Sofka Zinovieff’s novel Putney attempts to chart the same territory as Lolita, but it is neither irresistible nor unforgiveable. It is comparably platonic and rigorously safe in its exploration of the relationship between 20-something composer Ralph and prepubescent Daphne, set in 1970s London. And from the very earliest pages, we find Zinovieff hasn’t constructed anything new but has borrowed rather liberally from the great master.
Both Daphne and Dolores are 12 when the crime commences. Daphne is introduced “sprawled on the sofa reading a comic,” while Dolores “went up to her room to plunge into the comic books acquired for rainy days”. The former is “small but strong and suntanned”. The latter has “Marvellous skin . . . tender and tanned, not the least blemish.”
Ralph gives Daphne the nickname Monkey “for her delicate hands and supple limbs”. Nabokov, in turn, liked to point out Dolores’ “delicateboned, long-toed, monkeyish feet,” and “monkeyish nimbleness”.
Both Ralph and Humbert fume at the thought of some younger boy taking their prize.

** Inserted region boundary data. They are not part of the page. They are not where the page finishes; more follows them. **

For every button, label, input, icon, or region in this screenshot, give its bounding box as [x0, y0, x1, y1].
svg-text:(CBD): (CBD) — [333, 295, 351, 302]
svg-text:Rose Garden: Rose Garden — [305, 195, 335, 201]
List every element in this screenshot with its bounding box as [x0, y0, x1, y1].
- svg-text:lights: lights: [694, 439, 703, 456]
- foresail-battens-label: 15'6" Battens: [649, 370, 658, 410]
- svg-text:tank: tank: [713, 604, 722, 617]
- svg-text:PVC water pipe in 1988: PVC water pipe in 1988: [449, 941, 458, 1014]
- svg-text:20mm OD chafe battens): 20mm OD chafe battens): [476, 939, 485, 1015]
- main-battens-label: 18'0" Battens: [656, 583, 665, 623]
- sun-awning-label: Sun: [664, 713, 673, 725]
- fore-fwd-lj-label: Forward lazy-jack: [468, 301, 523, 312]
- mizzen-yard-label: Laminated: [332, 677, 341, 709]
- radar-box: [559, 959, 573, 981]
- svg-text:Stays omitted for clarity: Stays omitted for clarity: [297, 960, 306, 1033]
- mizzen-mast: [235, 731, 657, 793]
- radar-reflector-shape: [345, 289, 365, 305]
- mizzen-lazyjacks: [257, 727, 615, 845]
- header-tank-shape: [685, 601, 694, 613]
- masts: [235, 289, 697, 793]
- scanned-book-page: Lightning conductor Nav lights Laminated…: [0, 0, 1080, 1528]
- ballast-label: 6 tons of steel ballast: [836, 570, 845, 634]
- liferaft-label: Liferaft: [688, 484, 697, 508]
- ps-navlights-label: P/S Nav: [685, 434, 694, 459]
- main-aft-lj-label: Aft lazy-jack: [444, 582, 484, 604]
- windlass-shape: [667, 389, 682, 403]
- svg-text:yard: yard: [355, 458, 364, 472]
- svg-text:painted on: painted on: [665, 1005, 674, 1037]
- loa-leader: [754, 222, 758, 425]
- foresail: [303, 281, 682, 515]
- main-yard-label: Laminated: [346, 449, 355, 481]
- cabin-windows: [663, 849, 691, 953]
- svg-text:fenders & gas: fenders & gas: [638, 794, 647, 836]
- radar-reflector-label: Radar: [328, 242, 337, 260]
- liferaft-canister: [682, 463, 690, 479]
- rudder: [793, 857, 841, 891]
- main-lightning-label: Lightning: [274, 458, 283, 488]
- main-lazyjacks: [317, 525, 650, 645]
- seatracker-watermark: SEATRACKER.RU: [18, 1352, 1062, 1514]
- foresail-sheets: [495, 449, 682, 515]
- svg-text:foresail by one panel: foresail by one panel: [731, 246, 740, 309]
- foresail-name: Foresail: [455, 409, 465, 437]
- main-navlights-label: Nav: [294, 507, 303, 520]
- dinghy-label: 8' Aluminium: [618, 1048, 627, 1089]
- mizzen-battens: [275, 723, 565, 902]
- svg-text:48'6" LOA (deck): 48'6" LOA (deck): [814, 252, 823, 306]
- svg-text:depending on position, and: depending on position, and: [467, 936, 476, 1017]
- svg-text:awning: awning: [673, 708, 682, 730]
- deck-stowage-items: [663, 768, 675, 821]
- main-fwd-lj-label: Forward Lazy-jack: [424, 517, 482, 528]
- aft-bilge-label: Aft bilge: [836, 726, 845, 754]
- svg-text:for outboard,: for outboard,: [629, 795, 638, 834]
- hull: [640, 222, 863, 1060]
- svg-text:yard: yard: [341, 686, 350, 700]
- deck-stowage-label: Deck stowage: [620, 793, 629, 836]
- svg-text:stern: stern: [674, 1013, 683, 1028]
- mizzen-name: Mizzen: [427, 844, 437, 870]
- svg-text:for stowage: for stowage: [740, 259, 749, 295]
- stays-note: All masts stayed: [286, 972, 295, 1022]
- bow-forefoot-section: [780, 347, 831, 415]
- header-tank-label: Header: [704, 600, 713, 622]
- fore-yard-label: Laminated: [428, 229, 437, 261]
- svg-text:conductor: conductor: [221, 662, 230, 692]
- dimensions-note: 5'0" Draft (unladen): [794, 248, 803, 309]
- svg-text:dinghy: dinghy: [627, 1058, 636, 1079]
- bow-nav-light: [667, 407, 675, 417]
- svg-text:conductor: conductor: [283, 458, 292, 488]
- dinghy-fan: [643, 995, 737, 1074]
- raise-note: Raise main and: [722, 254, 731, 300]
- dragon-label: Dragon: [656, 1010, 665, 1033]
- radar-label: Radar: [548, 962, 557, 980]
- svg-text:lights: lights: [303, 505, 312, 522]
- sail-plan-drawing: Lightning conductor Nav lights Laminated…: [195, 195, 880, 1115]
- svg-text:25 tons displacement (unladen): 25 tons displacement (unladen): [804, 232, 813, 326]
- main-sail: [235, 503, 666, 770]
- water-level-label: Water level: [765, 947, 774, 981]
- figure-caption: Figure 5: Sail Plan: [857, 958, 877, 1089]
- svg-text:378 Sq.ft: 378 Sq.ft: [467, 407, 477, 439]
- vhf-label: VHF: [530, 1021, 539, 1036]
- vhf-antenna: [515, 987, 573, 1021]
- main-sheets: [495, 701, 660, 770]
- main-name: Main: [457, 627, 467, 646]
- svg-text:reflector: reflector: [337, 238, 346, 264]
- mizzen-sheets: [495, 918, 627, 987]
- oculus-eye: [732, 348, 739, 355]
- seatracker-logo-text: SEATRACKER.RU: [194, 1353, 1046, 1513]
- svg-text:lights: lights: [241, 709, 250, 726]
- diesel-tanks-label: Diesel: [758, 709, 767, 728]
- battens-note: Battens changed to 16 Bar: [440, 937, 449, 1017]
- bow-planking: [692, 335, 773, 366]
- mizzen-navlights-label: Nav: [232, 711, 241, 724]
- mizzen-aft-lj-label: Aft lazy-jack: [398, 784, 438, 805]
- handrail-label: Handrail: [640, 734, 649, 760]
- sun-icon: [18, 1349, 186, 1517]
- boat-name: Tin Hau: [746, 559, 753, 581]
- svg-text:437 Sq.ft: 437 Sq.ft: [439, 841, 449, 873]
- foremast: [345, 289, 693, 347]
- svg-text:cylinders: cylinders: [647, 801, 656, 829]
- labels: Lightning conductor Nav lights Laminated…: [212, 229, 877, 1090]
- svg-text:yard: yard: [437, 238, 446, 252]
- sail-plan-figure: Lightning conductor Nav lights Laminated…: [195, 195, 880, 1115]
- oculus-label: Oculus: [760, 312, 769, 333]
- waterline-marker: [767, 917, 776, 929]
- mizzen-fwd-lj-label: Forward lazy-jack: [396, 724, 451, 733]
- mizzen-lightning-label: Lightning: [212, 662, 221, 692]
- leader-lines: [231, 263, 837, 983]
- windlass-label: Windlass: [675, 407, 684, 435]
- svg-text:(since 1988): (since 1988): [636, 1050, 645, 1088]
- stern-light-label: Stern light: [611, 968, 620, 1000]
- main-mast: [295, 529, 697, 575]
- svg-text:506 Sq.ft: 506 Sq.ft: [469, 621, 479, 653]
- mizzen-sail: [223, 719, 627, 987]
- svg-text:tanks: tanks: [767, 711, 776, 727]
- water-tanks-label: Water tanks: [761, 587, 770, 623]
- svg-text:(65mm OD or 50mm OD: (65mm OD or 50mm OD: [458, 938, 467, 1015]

From Putney: “He imagined spotty youths pawing over her perfect body and felt murderous.” From Lolita: “Odious visions of stinking high school boys in sweat-shirts and an ember-red cheek pressing against hers . . . ”
And, as is if to match Hum and Lo’s grand continental voyage (an abduction, really), we find Ralph escorting Daphne via bus on a threeday trip from London to Athens. By page 150 of Putney, Ralph is defending himself in unavoidable terms: “I wasn’t some Humbert Humbert obsessed with nymphets.” Except that he is, to a T.
For all this tactless pinching, Zinovieff simply doesn’t have the courage to walk the sketchy moral boundary that Nabokov did.
There’s nothing tragic here, just a void of originality.